Chers lecteurs, on nous a fait remonter qu’on ne partageait pas assez les difficultés qu’on rencontre lorsqu’on voyage à vélo, alors voilà un petit combo. A ce propos pour toute question n’hésitez à nous contacter via l’onglet « contact », on ne vous mangera pas.

La plus grande difficulté consiste en fait à se lancer. Quitter boulot, appartement, famille, amis mais aussi un certain confort et une routine. C’est surprenant de réaliser à quel point on peut rester paralysé face à un rêve.

Pour Dounia une des grandes difficultés a été le camping sauvage. Pas évident de se dire qu’on ne sait pas où on va dormir le soir même. J’avais déjà fait du camping sauvage en montagne mais c’est pas pareil. Au début je planifiais les nuits en warmshower ou couchsurfing ce qui imposait une contrainte kilométrique tous les jours. Parfois c’était un peu le stress. Ce qui m’a aidé c’est de faire du camping sauvage avec d’autres cyclos, et avec l’habitude savoir repérer le spot de camping 5 étoiles. Aujourd’hui je préfère rien planifier et avoir la surprise. C’est un vrai plaisir.

En discutant on est tombé d’accord sur plusieurs points :

  • plusieurs jours de pluie. A partir de plus de 2 jours de pluie tout est trempé et ce quel que soit le matos que vous avez.
  • plus d’une semaine sans douche. Avec le temps on s’habitue à sa propre crasse haha ! Mais plus d’une semaine ça devient compliqué. Bien sur se laver en camping sauvage c’est possible mais ça demande un peu plus de travail et d’anticipation. Parfois ça veut dire se trimbaler une poche à eau sur quelques kilomètres.
  • plusieurs jours de vent dans le tête d’affilé
  • les moustiques.

Aussi étrange que ça puisse paraître on a appris à chérir ces difficultés. Attention on dit pas que sur le coup on s’énerve pas mais on a compris que c’est en se mettant en difficulté que l’on commence vraiment à voyager.

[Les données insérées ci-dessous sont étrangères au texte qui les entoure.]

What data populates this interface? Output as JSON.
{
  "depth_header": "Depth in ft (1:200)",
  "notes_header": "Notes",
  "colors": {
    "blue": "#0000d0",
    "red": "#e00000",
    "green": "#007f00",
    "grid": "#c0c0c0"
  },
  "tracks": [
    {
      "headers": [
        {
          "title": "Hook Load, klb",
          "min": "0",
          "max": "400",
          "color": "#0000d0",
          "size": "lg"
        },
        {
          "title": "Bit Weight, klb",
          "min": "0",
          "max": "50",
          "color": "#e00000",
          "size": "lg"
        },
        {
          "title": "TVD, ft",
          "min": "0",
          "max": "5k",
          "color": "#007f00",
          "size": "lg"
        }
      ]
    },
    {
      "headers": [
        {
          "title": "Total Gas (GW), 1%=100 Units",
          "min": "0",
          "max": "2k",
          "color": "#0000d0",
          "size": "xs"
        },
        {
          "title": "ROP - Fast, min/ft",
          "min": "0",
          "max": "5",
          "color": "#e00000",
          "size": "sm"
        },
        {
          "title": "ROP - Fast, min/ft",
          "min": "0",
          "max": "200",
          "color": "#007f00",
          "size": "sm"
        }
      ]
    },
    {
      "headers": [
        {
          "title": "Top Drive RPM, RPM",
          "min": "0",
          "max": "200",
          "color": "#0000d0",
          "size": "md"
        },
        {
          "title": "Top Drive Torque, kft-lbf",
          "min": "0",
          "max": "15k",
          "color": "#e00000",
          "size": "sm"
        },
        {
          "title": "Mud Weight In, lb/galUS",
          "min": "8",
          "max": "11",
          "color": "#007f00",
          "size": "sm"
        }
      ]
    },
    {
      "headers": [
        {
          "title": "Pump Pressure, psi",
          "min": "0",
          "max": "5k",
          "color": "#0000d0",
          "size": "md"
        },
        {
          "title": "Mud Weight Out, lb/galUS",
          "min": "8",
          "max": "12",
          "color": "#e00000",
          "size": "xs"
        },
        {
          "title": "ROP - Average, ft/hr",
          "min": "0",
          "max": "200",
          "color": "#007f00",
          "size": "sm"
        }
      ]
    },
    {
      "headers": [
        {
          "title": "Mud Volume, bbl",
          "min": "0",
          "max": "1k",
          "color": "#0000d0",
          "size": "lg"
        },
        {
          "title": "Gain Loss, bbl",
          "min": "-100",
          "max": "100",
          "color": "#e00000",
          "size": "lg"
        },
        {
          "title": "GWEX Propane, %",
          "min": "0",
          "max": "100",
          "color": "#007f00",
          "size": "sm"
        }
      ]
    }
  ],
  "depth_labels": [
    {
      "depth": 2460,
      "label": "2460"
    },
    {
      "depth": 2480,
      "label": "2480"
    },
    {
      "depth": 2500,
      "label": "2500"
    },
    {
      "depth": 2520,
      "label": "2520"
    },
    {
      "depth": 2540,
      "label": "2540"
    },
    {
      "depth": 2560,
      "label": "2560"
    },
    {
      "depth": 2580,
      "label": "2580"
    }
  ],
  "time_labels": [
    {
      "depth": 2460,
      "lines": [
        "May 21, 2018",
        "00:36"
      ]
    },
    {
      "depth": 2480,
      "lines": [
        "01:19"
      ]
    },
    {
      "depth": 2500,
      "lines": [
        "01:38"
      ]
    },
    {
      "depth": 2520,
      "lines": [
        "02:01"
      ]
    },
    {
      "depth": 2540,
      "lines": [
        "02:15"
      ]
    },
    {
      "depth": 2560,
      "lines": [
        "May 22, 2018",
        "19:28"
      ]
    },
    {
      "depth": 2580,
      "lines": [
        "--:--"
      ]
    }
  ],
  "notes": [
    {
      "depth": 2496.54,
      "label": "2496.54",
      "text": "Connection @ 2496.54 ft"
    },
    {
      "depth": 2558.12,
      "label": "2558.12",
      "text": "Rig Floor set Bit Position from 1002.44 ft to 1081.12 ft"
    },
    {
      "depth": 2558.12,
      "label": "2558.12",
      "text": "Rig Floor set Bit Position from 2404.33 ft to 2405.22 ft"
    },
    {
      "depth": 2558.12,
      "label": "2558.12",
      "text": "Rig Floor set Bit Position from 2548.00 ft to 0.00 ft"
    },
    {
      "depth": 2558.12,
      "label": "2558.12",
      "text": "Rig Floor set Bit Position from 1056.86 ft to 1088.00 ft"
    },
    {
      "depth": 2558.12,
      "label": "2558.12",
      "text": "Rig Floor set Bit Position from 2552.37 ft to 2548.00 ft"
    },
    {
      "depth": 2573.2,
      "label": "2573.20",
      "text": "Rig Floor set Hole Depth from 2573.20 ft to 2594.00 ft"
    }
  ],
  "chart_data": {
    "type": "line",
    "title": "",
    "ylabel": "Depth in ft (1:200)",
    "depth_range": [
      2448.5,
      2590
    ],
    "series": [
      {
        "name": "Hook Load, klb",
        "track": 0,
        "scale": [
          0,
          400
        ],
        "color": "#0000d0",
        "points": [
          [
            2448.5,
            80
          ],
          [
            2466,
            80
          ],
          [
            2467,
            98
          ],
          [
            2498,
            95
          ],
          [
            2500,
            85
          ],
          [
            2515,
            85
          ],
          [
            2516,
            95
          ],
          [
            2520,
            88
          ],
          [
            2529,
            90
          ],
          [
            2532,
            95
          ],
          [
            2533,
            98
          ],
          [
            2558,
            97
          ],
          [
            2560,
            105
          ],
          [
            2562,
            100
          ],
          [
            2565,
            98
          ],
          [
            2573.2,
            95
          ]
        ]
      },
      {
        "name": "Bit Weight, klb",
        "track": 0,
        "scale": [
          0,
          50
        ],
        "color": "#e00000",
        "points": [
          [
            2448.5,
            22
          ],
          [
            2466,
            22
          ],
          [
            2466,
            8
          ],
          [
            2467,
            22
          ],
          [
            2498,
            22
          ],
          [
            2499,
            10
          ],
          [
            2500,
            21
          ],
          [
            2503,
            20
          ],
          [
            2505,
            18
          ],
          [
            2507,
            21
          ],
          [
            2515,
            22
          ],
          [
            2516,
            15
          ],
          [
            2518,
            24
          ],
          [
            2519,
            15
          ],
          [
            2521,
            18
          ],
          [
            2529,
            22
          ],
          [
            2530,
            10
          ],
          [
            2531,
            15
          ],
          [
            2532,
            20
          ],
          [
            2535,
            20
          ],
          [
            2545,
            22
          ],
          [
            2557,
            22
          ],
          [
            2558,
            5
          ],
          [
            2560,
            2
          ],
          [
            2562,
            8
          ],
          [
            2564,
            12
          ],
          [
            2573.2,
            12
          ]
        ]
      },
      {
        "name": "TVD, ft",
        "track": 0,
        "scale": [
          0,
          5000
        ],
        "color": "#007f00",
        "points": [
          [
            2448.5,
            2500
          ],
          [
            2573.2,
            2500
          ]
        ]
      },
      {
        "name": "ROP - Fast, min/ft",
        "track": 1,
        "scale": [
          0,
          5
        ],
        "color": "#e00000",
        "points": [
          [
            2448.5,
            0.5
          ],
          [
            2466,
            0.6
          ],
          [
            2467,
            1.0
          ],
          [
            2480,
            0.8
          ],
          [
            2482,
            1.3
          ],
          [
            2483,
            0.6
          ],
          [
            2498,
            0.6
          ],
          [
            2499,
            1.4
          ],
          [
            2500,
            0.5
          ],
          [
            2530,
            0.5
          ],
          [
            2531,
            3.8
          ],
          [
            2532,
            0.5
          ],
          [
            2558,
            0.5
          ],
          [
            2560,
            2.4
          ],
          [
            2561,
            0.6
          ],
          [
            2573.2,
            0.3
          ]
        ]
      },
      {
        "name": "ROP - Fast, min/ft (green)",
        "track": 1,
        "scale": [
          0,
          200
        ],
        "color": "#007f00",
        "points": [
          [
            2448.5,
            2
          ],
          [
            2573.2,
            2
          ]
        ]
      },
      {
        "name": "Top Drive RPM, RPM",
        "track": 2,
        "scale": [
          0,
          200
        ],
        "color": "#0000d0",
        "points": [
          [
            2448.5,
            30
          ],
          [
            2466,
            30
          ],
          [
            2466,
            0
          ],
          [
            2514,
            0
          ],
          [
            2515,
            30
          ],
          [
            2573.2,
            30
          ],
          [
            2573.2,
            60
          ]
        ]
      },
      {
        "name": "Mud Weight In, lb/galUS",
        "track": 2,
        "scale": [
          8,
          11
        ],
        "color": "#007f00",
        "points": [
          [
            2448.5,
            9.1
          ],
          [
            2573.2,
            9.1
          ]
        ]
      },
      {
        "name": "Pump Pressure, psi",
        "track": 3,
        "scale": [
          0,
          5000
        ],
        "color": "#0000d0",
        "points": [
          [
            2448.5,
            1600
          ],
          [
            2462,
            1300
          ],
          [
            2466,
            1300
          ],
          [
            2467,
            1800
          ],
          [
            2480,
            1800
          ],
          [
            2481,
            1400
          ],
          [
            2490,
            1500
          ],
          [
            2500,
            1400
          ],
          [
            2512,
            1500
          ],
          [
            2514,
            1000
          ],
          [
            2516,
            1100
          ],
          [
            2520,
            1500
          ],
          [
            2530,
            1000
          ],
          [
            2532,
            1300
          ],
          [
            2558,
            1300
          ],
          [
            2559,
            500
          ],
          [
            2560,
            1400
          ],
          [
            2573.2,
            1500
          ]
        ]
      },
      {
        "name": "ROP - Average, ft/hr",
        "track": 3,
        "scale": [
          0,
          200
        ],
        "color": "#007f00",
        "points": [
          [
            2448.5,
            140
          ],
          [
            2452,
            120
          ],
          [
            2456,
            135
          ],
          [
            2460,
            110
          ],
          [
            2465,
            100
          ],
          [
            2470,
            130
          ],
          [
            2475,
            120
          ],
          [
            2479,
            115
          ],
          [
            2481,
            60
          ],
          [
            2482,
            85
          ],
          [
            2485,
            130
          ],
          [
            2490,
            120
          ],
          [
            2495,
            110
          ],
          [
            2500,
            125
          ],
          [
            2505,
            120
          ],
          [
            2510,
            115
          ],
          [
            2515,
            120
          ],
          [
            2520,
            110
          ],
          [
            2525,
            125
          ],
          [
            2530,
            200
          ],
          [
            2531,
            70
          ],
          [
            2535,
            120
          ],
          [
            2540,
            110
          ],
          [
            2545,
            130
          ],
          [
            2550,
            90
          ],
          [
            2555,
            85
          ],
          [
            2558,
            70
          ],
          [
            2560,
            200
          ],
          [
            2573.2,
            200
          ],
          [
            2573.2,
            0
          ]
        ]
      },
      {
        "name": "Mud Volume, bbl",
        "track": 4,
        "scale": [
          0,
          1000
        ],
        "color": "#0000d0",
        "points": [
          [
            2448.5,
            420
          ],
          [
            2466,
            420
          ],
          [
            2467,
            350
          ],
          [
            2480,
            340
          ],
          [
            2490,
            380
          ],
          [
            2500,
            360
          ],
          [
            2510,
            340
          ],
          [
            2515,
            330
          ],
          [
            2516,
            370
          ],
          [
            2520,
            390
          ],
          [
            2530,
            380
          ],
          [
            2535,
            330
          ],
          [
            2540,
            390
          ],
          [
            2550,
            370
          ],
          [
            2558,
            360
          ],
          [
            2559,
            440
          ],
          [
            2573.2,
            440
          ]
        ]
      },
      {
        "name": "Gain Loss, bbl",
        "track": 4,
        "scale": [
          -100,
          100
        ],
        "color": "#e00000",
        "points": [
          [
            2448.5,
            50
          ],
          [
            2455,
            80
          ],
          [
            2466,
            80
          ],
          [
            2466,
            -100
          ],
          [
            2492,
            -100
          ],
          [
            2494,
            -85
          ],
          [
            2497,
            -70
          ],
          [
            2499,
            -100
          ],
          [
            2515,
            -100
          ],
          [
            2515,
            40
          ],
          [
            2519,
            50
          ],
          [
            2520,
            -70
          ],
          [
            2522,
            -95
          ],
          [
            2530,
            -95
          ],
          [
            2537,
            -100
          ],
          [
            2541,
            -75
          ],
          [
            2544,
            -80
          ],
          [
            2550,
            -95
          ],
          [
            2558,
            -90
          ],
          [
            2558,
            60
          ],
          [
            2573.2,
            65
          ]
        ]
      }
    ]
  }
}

Les moments de vulnérabilité, nous poussent à aller vers l’autre pour demander aide et hospitalité. On apprend à oublier notre timidité/égo. Il nous arrive de demander à plusieurs personnes avant de tomber sur quelqu’un d’assez courageux pour nous donner un toit. Ne pas se décourager après le premier, deuxième, troisième.. refus. En 9 mois de voyage ça ne nous ait JAMAIS arrivé de ne trouver vraiment personne pour nous donner ne serait-ce qu’un bout de jardin où planter notre tente.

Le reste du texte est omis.